Pixum Software Engineering Blog
An insight into our development team, what we do and how we work

Conference review: c/o data science Bonn 2022

Hendrik Gruß

We would like to give you a short recap of our visit at the data science barcamp “c/o data science Bonn 2022”.

Patrick and I (Hendrik) attended the conference on the 13th September and gained some interesting insights into how data science is used in different fields and companies. You can find out more about the event at https://www.co-datascience.de/bonn/bn22_program/.

In this blog post I will talk about the key insights from the keynotes.

The event was a mixture of keynote speakers, hacksessions and a barcamp. A barcamp is a concept where everybody can bring in topics and small talks to fill a timetable at the event, quite similar to the “Open Friday” concept we have at Pixum.

First of all, Thomas Isele at Deutsche Post DHL talked about the challenges in planning and organizing last-mile delivery. They proposed an interesting new concept for planning optimal routes for their couriers. If you only look at minimizing delivery time, a lot of details of a courier’s day are missing. They found out that by minimizing the route for delivery time, the driving time can only be reduced by roughly 8 minutes, where the whole delivery time of a day is only 84 minutes. This means a lot of time goes into other work. This is why they proposed 2 new KPIs: Usage of their routing app for couriers and adherence to the suggested routes. Using the new kpis they tried to give routes to couriers, which match more to their typical working day. In a first step, they clustered all routes for a district into overall delivery preferences, for example north to south, clockwise, etc. Using machine learning, they assigned every courier to his most preferred overall delivery preferences. Within that preference, they solved a traveling salesman problem to optimize the route. By applying this strategy, they increased the route suggestion adherence from 40% to above 80%, meaning their couriers are happier with the suggested routes.

Barcamp

In another talk, Sebastian Hätäla at LeanIX explained how siamese neural networks can be used to make search algorithms more useful. LeanIX classifies computer tools into different types of categories, for example video chat, text editor, communication etc. They have a lot of metadata from users’ reviews of tools. Using these reviews, they wanted to improve their search algorithm to not only search by lexical similarity but also using semantic data. They trained a neural network to produce a similarity score between applications. When a user now searches for “video chat”, not only the applications with a lexical match are shown, but also applications with high similarity scores to the shown applications. Amazon uses similar techniques to show products “that match the search query” even if the words don’t appear in the product names or descriptions.

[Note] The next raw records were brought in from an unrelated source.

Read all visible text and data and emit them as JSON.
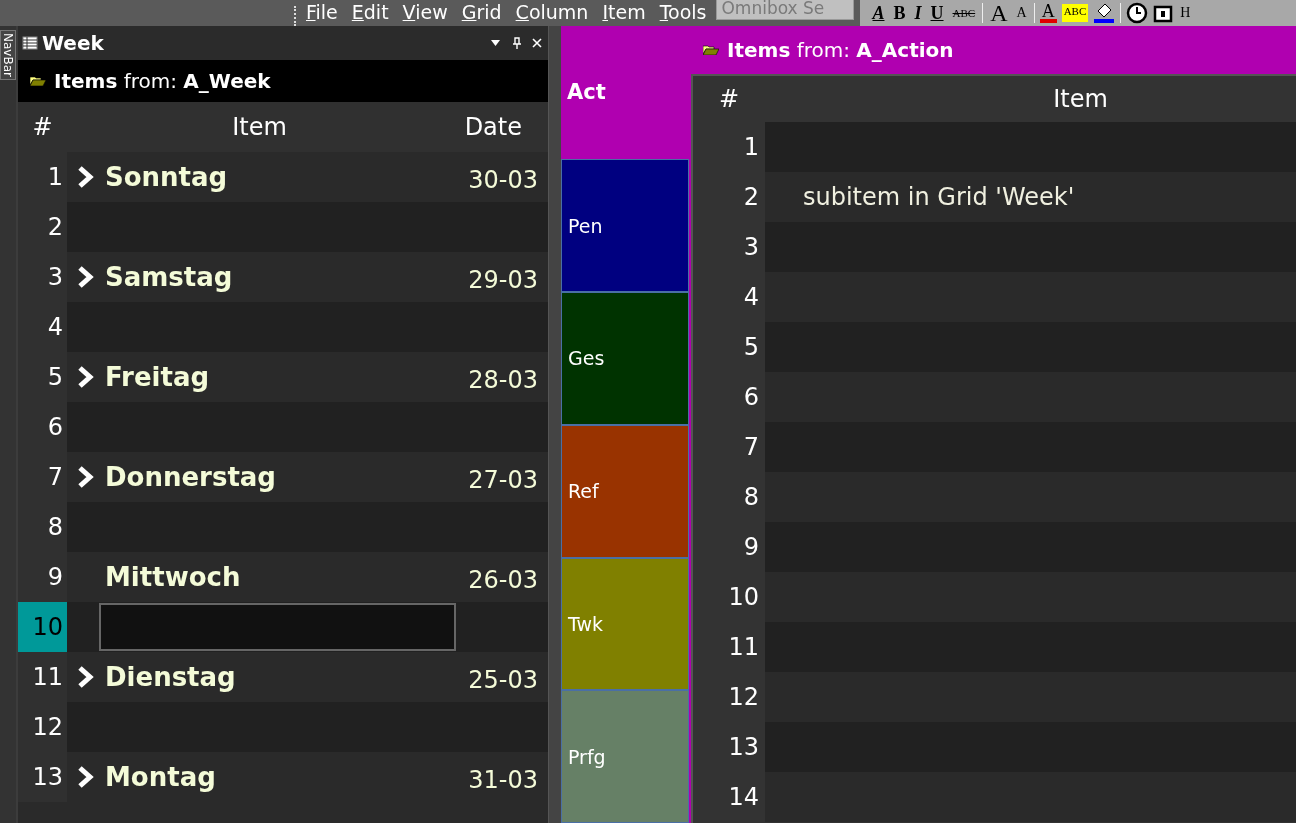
{
  "menu": [
    "File",
    "Edit",
    "View",
    "Grid",
    "Column",
    "Item",
    "Tools"
  ],
  "omnibox": {
    "placeholder": "Omnibox Se"
  },
  "toolbar": [
    {
      "kind": "highlight",
      "label": "A"
    },
    {
      "kind": "bold",
      "label": "B"
    },
    {
      "kind": "italic",
      "label": "I"
    },
    {
      "kind": "underline",
      "label": "U"
    },
    {
      "kind": "strike",
      "label": "ABC"
    },
    {
      "kind": "sep"
    },
    {
      "kind": "big",
      "label": "A"
    },
    {
      "kind": "small",
      "label": "A"
    },
    {
      "kind": "sep"
    },
    {
      "kind": "fontcolor",
      "label": "A"
    },
    {
      "kind": "backcolor",
      "label": "ABC"
    },
    {
      "kind": "fill"
    },
    {
      "kind": "sep"
    },
    {
      "kind": "clock"
    },
    {
      "kind": "lock"
    },
    {
      "kind": "small",
      "label": "H"
    }
  ],
  "navbar": {
    "label": "NavBar"
  },
  "left_pane": {
    "title": "Week",
    "source_prefix": "Items",
    "source_mid": "from:",
    "source_name": "A_Week",
    "columns": [
      "#",
      "Item",
      "Date"
    ],
    "rows": [
      {
        "num": "1",
        "item": "Sonntag",
        "date": "30-03",
        "expandable": true,
        "selected": false
      },
      {
        "num": "2",
        "selected": false
      },
      {
        "num": "3",
        "item": "Samstag",
        "date": "29-03",
        "expandable": true,
        "selected": false
      },
      {
        "num": "4",
        "selected": false
      },
      {
        "num": "5",
        "item": "Freitag",
        "date": "28-03",
        "expandable": true,
        "selected": false
      },
      {
        "num": "6",
        "selected": false
      },
      {
        "num": "7",
        "item": "Donnerstag",
        "date": "27-03",
        "expandable": true,
        "selected": false
      },
      {
        "num": "8",
        "selected": false
      },
      {
        "num": "9",
        "item": "Mittwoch",
        "date": "26-03",
        "expandable": false,
        "selected": false
      },
      {
        "num": "10",
        "selected": true,
        "editing": true
      },
      {
        "num": "11",
        "item": "Dienstag",
        "date": "25-03",
        "expandable": true,
        "selected": false
      },
      {
        "num": "12",
        "selected": false
      },
      {
        "num": "13",
        "item": "Montag",
        "date": "31-03",
        "expandable": true,
        "selected": false
      }
    ]
  },
  "categories": [
    {
      "label": "Act",
      "color": "#b000b0"
    },
    {
      "label": "Pen",
      "color": "#000080"
    },
    {
      "label": "Ges",
      "color": "#003300"
    },
    {
      "label": "Ref",
      "color": "#993300"
    },
    {
      "label": "Twk",
      "color": "#808000"
    },
    {
      "label": "Prfg",
      "color": "#668066"
    }
  ],
  "right_pane": {
    "source_prefix": "Items",
    "source_mid": "from:",
    "source_name": "A_Action",
    "columns": [
      "#",
      "Item"
    ],
    "rows": [
      {
        "num": "1"
      },
      {
        "num": "2",
        "item": "subitem in Grid 'Week'"
      },
      {
        "num": "3"
      },
      {
        "num": "4"
      },
      {
        "num": "5"
      },
      {
        "num": "6"
      },
      {
        "num": "7"
      },
      {
        "num": "8"
      },
      {
        "num": "9"
      },
      {
        "num": "10"
      },
      {
        "num": "11"
      },
      {
        "num": "12"
      },
      {
        "num": "13"
      },
      {
        "num": "14"
      }
    ]
  }
}
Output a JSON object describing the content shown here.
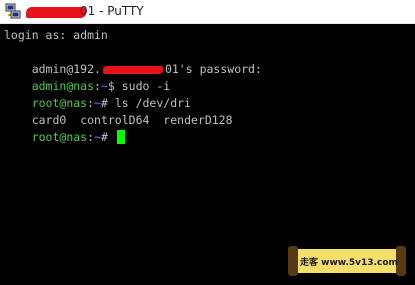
{
  "window": {
    "title_suffix": "01 - PuTTY"
  },
  "terminal": {
    "lines": [
      {
        "text": "login as: admin"
      },
      {
        "prefix": "admin@192.",
        "suffix": "01's password:"
      },
      {
        "user": "admin@nas",
        "sep": ":",
        "path": "~",
        "rest": "$ sudo -i"
      },
      {
        "user": "root@nas",
        "sep": ":",
        "path": "~",
        "rest": "# ls /dev/dri"
      },
      {
        "entries": [
          "card0",
          "controlD64",
          "renderD128"
        ]
      },
      {
        "user": "root@nas",
        "sep": ":",
        "path": "~",
        "rest": "# "
      }
    ]
  },
  "watermark": {
    "text": "走客 www.5v13.com"
  },
  "colors": {
    "prompt_user": "#4ccd4c",
    "prompt_path": "#6b76ff",
    "output": "#c0c0c0",
    "cursor": "#00ff00",
    "redaction": "#e8121a"
  },
  "icons": {
    "app": "putty-icon"
  }
}
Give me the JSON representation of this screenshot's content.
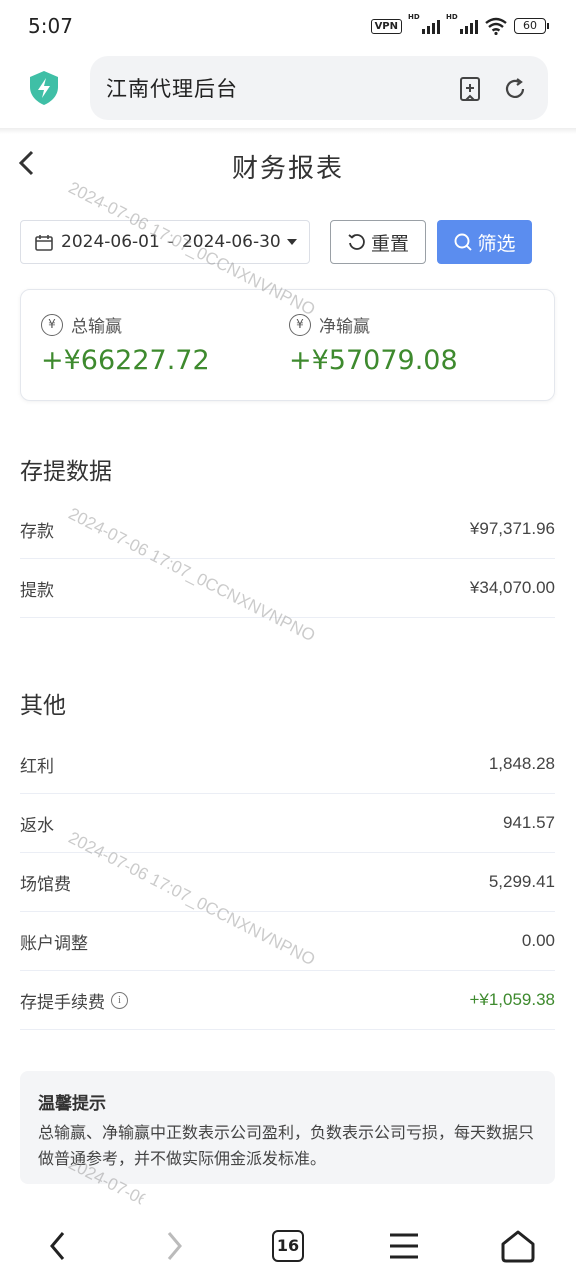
{
  "status_bar": {
    "time": "5:07",
    "vpn": "VPN",
    "hd1": "HD",
    "hd2": "HD",
    "battery": "60"
  },
  "browser": {
    "address_text": "江南代理后台"
  },
  "page": {
    "title": "财务报表"
  },
  "filter": {
    "start_date": "2024-06-01",
    "separator": "-",
    "end_date": "2024-06-30",
    "reset_label": "重置",
    "filter_label": "筛选"
  },
  "summary": {
    "yen_symbol": "¥",
    "total_label": "总输赢",
    "total_value": "+¥66227.72",
    "net_label": "净输赢",
    "net_value": "+¥57079.08"
  },
  "deposit_section": {
    "title": "存提数据",
    "rows": [
      {
        "label": "存款",
        "value": "¥97,371.96"
      },
      {
        "label": "提款",
        "value": "¥34,070.00"
      }
    ]
  },
  "other_section": {
    "title": "其他",
    "rows": [
      {
        "label": "红利",
        "value": "1,848.28"
      },
      {
        "label": "返水",
        "value": "941.57"
      },
      {
        "label": "场馆费",
        "value": "5,299.41"
      },
      {
        "label": "账户调整",
        "value": "0.00"
      },
      {
        "label": "存提手续费",
        "value": "+¥1,059.38"
      }
    ],
    "info_icon_glyph": "i"
  },
  "tips": {
    "title": "温馨提示",
    "body": "总输赢、净输赢中正数表示公司盈利，负数表示公司亏损，每天数据只做普通参考，并不做实际佣金派发标准。"
  },
  "watermark": {
    "text": "2024-07-06 17:07_0CCNXNVNPNO"
  },
  "bottom_nav": {
    "tab_count": "16"
  },
  "colors": {
    "accent": "#5b8def",
    "positive": "#3e8a2e",
    "shield": "#3fbfa6"
  }
}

One of the big topics in a lot of talks was MLOps. Muhammed Demircan at REWE Digital GmbH presented their approach to implement an MLOps infrastructure and culture at REWE Digital. MLOps is a new area of machine learning which combines DevOPS, Data Engineering and Machine Learning. It aims at keeping machine learning applications failure free, automated and monitored, such that the business value created by machine learning is maintained. Demircan showed different principles that need to be considered when applying MLOps. Afterwards, he showed which tools REWE Digital chose to adopt to those principles. As they already had a Google Cloud Infrastructure, they went for Vertex AI by Google. While giving them a lot of nice features (model registry, auto ML, feature stores etc.) the tool is quite expensive (he was talking about half a million € per year). However, there also seem to be a lot of different open source tools for the principles mentioned, which we will also evaluate for usage at Pixum.

Impression

In another talk “No Projectflops with MLOps” Matthias Wiciok from Evaco talked about MLOps, too. He gave some interesting numbers for machine learning projects: 85% of all machine learning models never go live, 47% of all prototypes never go live and 55% of companies evaluating machine learning, never brought a model to production. He showed what the problems of implementing machine learning in production are and what needs to be considered beyond just training the models. Evaco sells a product that helps with MLOps - DataRobot - which has automatic training and deployment of models, together with monitoring and retraining.

All in all, the conference was very informative and we could get some insights that help us with implementing machine learning at Pixum.